26/02/19


Um dia, um daqueles dias em que chova até tudo ser água, levo-te a dar uma volta de barco. Digo-te isto, como quem promete um presente e não como ameaça, como anúncio de gravidez a contragosto, ou de muro em que se esbarra para lamentação. 
No dia em que te escrevi isto, chovia. Não tanto que tudo fosse água, mas chovia o suficiente para que, da loja de decoração, do outro lado da rua, se saísse com a água a meio da canela, descalças as clientes, sacos ao alto juntamente com os sapatos de ir às compras.
Nesses dias, a rua esburacada fica mar calmo, com pequenas ondas terminadas por espuma a rondar as entradas das casas. Tento tirar uma foto, hesito entre a janela e a porta do café, acabando por perder o lugar para um japonês que me propõe partilha do espaço à beira-porta. Faço-lhe sinal de que aguardo, de que temos tempo. Temos tempo e água suficientes para dar voltas de barco e para esperar que o japonês tire fotos, as fotos todas. Os carros e as inúmeras motorizadas, continuam a passar, no pico da maré alta de chuva, porque se conhece o fundo daquele mar. Navegador experimentado navega em qualquer mar, sem recear tempestades, dir-se-ia com sabedoria ancestral de pacotilha. No cruzamento, os cães que costumam disputar os restos do lixo, acumulados no lugar dos contentores desaparecidos, perderam tudo. Ao fim de umas horas, terão à disposição mais lixo e andarão por ali a roçar as patas feridas, ou as orelhas rasgadas, ou as crostas sem pelo. Nunca vi ali um cão que não tivesse pago, em parte maior ou menor da sua carne, uma qualquer taxa ontológica, um tributo à sorte de existir. 

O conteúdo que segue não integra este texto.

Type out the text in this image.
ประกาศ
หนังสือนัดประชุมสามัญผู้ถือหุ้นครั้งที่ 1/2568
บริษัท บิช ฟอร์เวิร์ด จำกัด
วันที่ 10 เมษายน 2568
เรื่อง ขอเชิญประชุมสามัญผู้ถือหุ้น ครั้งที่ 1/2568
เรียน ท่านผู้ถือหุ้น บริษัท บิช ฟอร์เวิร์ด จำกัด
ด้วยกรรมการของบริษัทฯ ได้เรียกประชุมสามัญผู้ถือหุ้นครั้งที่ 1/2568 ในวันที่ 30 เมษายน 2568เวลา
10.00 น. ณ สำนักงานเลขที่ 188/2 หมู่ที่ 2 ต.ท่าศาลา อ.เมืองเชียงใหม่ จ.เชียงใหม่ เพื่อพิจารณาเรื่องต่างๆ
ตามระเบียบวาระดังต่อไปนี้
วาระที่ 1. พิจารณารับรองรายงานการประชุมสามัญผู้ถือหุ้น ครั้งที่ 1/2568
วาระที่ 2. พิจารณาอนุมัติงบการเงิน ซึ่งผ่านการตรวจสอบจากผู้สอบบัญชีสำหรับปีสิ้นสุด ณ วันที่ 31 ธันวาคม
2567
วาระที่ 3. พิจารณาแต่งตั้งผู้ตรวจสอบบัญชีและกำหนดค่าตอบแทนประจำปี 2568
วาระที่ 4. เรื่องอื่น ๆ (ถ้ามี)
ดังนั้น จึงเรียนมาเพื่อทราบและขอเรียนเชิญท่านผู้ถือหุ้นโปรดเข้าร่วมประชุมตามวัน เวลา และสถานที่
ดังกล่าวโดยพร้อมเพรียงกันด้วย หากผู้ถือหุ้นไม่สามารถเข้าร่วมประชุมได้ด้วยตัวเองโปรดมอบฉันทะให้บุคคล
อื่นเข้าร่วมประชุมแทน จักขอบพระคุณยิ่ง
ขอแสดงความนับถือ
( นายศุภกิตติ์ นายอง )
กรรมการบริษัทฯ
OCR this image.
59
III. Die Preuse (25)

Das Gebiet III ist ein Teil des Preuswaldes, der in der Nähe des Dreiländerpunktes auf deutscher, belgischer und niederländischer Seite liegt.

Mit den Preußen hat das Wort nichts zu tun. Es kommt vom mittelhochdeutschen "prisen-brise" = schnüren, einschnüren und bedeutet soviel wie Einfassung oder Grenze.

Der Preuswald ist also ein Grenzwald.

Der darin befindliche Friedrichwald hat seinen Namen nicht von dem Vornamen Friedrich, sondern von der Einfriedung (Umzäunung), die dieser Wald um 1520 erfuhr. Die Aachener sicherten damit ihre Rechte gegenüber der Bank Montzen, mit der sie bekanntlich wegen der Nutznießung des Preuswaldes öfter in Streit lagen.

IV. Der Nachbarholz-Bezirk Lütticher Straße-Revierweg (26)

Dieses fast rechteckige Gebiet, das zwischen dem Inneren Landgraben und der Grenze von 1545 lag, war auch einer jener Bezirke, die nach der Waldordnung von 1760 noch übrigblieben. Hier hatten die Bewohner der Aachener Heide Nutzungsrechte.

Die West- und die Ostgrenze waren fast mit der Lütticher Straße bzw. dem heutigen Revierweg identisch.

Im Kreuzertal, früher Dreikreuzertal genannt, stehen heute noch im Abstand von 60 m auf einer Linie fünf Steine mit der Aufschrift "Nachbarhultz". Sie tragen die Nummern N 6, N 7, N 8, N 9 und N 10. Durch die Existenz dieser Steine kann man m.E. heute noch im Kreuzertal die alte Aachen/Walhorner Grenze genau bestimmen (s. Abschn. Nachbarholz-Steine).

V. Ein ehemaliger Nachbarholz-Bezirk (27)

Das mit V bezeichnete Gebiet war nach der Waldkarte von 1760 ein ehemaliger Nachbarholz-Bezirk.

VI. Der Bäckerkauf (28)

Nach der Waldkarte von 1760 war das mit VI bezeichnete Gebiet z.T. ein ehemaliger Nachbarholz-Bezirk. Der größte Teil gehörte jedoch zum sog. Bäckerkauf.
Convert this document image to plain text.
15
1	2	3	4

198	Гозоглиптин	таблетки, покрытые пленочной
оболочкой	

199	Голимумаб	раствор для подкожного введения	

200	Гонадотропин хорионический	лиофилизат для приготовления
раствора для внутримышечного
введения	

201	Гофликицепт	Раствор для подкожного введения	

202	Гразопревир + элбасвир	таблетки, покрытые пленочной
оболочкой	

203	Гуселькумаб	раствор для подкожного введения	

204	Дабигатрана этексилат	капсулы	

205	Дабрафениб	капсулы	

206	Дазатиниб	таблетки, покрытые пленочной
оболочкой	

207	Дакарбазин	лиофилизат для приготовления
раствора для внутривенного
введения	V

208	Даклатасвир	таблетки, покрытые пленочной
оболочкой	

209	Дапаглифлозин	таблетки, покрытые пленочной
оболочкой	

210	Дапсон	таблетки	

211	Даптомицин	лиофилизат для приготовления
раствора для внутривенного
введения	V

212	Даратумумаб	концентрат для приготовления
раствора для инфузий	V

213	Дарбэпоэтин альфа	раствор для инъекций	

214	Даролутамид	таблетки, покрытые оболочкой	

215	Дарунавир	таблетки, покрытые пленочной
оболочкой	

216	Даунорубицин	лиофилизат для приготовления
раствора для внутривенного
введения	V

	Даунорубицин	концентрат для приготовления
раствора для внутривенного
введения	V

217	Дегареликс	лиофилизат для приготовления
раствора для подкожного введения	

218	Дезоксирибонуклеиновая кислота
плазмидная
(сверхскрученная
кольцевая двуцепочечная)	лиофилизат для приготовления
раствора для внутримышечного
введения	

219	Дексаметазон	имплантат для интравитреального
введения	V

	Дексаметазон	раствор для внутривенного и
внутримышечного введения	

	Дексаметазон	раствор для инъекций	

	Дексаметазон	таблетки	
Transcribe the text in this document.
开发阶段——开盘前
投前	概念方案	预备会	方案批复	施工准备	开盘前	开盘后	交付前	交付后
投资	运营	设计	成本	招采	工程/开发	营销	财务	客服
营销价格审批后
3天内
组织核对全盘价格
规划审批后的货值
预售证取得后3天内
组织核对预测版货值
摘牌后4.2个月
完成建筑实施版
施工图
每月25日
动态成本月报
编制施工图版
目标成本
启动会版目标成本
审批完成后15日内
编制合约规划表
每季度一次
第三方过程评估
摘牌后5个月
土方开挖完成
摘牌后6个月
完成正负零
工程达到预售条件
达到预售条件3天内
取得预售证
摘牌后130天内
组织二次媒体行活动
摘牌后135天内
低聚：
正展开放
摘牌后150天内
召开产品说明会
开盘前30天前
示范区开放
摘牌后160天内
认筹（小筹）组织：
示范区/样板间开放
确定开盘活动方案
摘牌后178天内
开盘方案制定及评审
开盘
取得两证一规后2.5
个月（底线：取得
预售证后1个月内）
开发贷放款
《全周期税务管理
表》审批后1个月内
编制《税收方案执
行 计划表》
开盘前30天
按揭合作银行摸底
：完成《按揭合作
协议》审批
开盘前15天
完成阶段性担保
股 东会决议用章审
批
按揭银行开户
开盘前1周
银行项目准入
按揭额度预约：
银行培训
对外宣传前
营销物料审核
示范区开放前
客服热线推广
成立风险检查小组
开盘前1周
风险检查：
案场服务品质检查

A chuva leva tudo e traz outro tanto. Isto não quer dizer nada, mas também to disse na carta que te escrevi. Eu escrevo-te cartas, porque é esse o meu compromisso, escrever cartas. Escrevo-te cartas sobre coisas que não vimos, nem ouvimos, nem sentimos, como voltas de barco que não sei se daremos porque isso não é um compromisso, mas uma promessa. O compromisso não pode ser quebrado, porque não é sonhável, ao contrário da promessa. Um destes dias, sonho-te uma volta de barco e iremos os dois por ali, até tudo ser água.